Pantheon, a private equity fund-of-funds, reckons private equity groups should tap into changes in the pension fund industry. The days of defined pensions are steadily coming to an end with almost no new policies of this type issued now. Pensions are now based on performance models. “The pensions industry is a good source of funding for private equity, but that industry is changing and private equity groups should adapt to that,” says Andrew Lebus, Managing Partner at Pantheon. Indeed, the two should remain ideal partners. Both have long-term outlooks and neither is generally susceptible to short-term market movements.
The UK has been encouraging individuals to take out stakeholder pensions or Self Invested Pension Plans (SIPPs), which allow them to select their own investments. Pantheon, which in 1987 launched its stock market listed private equity investment trust, Pantheon International Participations (PIP), is keen to take advantage of this growing source of pension money. “PIP is an important vehicle for attracting these types of investors,” says Lebus.
The British government has passed legislation to ensure these self-managed pension schemes flourish and incentivises tax-payers to invest in them. Typically a provider of stakeholder pension plans such as Legal & General or Halifax Bank of Scotland (HBOS) will allow investors to choose from a range of up to 20 funds to invest in. Lebus says Pantheon would certainly seek to get PIP included within the fund selection. With SIPPs, investors can invest in any listed product and in some cases non-listed ones as well.
Another benefit of bringing stock market money into private equity is that it more closely aligns the interests of the investing public with the industry, which might help address some of the criticism from trades unions that private equity sometimes operates against the interests of the wider public. In terms of opportunities, Pantheon sees potential in distressed debt, mezzanine finance and growth capital and in assets at distressed prices, due to the credit crisis.
For example, Dallas-based private equity group, Lone Star Funds, bought Collateralised Debt Obligations (CDO) backed by Mortgaged Backed Securities (MBS) from Merrill Lynch with a face value of US$30.6bn, but only paid US$6.7bn, a mere 22 cents on the dollar. Not only that, but Lone Star only committed US$1.67bn with Merrill Lynch putting up the balance as debt. Although, some of the mortgages supporting these securities are expected to default, the rate should never get anywhere near 78%.
In terms of regions, Pantheon expects increasing deal flow in Central & Eastern Europe (CEE) and also the Nordics over the long term, which benefit from advanced private equity markets. “The Scandinavian countries have escaped the worst of the credit crunch,” says Helen Steers, Partner with Pantheon. “Our own investments in the region have performed extremely well.”

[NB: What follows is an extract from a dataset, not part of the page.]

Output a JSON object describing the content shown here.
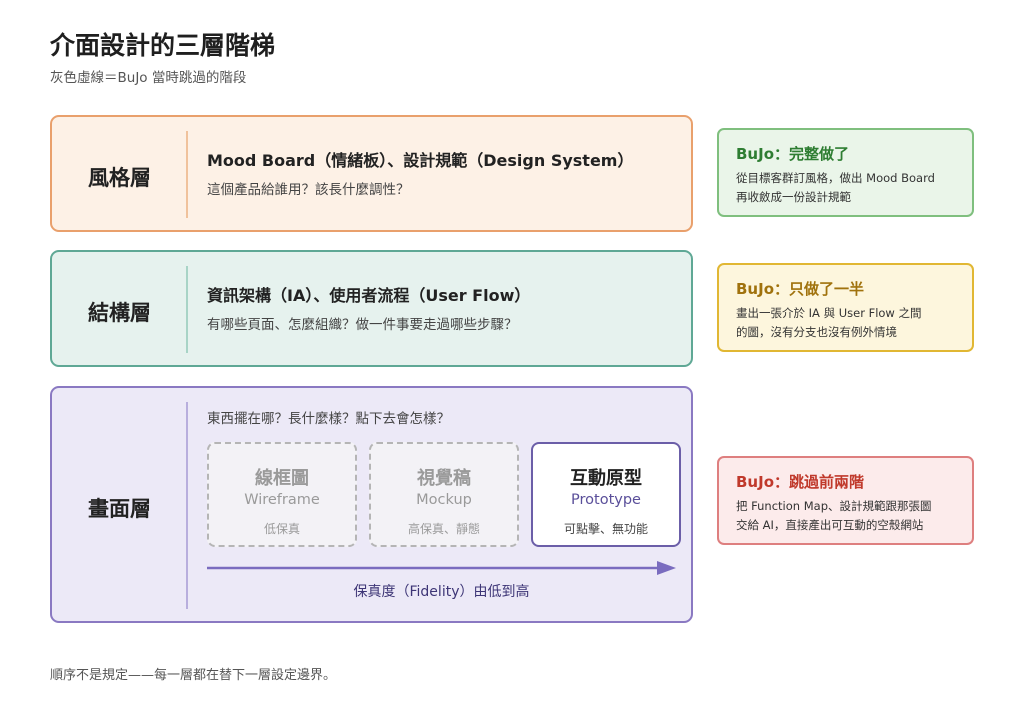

Another trend suggested by Pantheon could be a gradual reduction in the number of private equity funds. “We don’t see them merging as such. What’s more likely is that underperformers will gradually fade away as their portfolios are wound up,” says Steers. “However, the steadily developing secondary market could in future speed up the liquidation of underperforming funds.” On the other hand, she notes that new funds also get started up all the time as people spin out from existing GP firms. “It’s a sort of creative destruction,” she says.